Healing is a process and one that can take years. Healing is important because it allows us to take our own emotions, reactions and hurts, and look so deeply into them that not only do we enable ourselves to move forward with our lives, but to grow and evolve.

Most of us grow up thinking that healing is something that others are responsible for. The person who betrayed us is the one that needs to reach out. The one who left us is the one who must provide us with closure. The one who made us angry is the one who should apologize and make amends. Without even realizing it we start giving our power away, often to the ones who made us feel powerless to begin with. The need to heal often begins with us feeling like victims and our first step to attempt to heal ourselves is often to make someone else responsible for that too. We think that because we feel the way we do off the back of someone else’s actions, that they must be the ones to make it right. When we give away the responsibility of our own healing we place the quality of our lives and the sanctity of our relationships with ourselves in the possession of the ones who hurt us.

No matter what the situation is, if YOU need to heal, YOU need to take responsibility for it. To take responsibility for our own healing process doesn’t mean that we necessarily take the blame or make what we’ve been through acceptable, but it does mean understanding that we alone are responsible for our emotions and so only we can do the healing that life is requiring of us. Our emotions are deeply personal and difficult for others to understand for they are directly linked to our past experiences, our old wounds and scars, our values, our perceptions, and our personalities. Only we can truly understand what we’re feeling and why. Although our emotions may be triggered by others, they are never the responsibility of another because they can ultimately not control what emotions are brought up in your life experience.

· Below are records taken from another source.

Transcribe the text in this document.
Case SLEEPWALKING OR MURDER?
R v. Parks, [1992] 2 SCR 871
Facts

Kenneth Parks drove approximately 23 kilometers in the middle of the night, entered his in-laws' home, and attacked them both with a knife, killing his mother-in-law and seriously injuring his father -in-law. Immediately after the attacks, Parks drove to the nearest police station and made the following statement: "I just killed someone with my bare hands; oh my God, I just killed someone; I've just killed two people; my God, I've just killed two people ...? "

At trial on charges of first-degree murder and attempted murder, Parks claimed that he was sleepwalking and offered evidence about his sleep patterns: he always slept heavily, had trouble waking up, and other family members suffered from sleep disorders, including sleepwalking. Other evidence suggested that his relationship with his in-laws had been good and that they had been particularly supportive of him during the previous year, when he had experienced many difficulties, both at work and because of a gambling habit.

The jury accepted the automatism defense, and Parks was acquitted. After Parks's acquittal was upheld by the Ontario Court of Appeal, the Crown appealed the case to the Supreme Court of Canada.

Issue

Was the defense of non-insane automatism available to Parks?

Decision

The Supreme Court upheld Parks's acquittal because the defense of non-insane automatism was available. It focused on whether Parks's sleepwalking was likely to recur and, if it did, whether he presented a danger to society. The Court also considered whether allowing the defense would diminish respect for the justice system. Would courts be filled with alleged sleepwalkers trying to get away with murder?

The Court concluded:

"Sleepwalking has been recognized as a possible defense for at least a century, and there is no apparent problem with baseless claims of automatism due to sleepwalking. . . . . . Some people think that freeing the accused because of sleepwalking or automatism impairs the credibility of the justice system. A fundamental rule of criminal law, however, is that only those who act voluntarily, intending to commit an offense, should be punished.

Healing can be an exhausting and messy process with many different “stages” or emotional places we might walk through. It’s not a decision we can simply make, but a journey we need to take for our own wellbeing. While you’re healing you might experience phases where you feel:

  • Depressed
  • Angry and resentful
  • Hopeless
  • Invincible
  • In denial
  • Regret or remorse
  • Vulnerable
  • Happy and at peace

Healing is a process of allowing everything that is pent up inside of you to be released without judgement. On the days where you feel like your heart is breaking, you allow the tears to come out freely. On the days you feel so angry you could scream, you validate your own anger and find healthy ways to let it out. On the days you feel regret you take the time to honour and make space for those thoughts. To heal does not mean that the pain goes away or it no longer effects you – to heal means that you commit to leaning in, doing the work to process your emotions and understand what it means for you and your life so that you can continue to grow and be unhindered by your scars.